6 CONSIDERAÇÕES FINAIS

A corrupção é tema que ocupa a agenda da ampla maioria dos países, em maior ou menos instância. Os recentes escândalos de desvio de verbas públicas podem ajudar a explicar a falência de alguns países europeus. Diversas nações encontram entraves para o desenvolvimento pelo fato de atos de corrupção estimularem a alocação ineficientes dos recursos públicos, além de enfraquecer o erário e exigir das instituições a formulação de mecanismos de controle cujo resultado são maiores custos de transação. Em um sentido ampliado, pode-se tratar a corrupção como resultado das instituições jurídicas, econômicas, culturais e políticas de um país, deve-se tomar em conta sua formação política para melhor compreender as instituições atuais. Esse foi o desiderato de revisar as diferentes formas de organização política, do desenvolvimento político constitucional particular do Brasil, além do fenômeno do formalismo. Diversas reformas na administração pública trouxeram modelos alternativos ao burocrático, como o governo empreendedor e a governança pública. Oferecem propostas normativas para aperfeiçoamento do governo e Estado, mas devem levar em conta parâmetros legais. O debate sobre o enfrentamento à corrupção deve ser ampliado. Algumas práticas como o a criação de órgãos de combate são de duvidosa eficácia, outros argumentos como “aperfeiçoamento moral” são falhas na medida em que depositam crença na “evolução” de um povo supondo a existência de outros superiores.

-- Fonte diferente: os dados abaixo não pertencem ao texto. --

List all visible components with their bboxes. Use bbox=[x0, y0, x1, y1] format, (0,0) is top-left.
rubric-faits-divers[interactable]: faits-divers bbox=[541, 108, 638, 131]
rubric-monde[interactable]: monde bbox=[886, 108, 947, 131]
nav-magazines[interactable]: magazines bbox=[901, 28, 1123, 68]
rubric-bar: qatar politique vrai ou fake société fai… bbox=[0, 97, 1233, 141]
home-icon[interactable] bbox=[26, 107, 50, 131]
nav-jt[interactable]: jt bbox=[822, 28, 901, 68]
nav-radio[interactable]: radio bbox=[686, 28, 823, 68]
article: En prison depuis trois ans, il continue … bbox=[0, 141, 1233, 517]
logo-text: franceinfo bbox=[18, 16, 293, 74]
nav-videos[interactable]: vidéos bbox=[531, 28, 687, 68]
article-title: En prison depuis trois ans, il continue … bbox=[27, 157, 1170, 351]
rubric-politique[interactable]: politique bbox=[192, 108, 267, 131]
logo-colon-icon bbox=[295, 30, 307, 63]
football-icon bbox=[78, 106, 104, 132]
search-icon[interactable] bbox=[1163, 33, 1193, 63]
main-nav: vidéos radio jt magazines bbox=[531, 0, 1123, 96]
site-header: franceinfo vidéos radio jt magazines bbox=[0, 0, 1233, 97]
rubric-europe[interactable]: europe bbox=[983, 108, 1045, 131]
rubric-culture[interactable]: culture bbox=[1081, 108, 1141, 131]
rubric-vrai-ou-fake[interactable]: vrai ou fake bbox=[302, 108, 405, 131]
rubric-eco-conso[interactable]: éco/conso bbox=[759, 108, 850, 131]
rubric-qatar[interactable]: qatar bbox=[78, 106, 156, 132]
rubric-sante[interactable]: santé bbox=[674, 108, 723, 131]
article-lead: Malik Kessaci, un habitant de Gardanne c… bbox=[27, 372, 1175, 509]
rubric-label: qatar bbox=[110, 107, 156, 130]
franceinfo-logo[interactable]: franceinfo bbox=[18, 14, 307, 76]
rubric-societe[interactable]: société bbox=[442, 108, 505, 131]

Mecanismos de controle social podem ser eficientes, mas quando haja garantias de não represália por parte do Estado. Transparência na gestão pública afigura-se como importante inibidor da conduta corrupta. Sob uma perspectiva estrita ao ato de corrupção, leva-se em conta para a tomada de decisão corrupta os custos e benefícios de um ato corrupto no leque entre os tantos outros possíveis. É nesse sentido que há uma conexão entre um ambiente institucional, que favoreça mais ou menos essa decisão e para a qual a Nova Economia Institucional tem dedicado estudo, e para a qual se recomenda aprofundamento.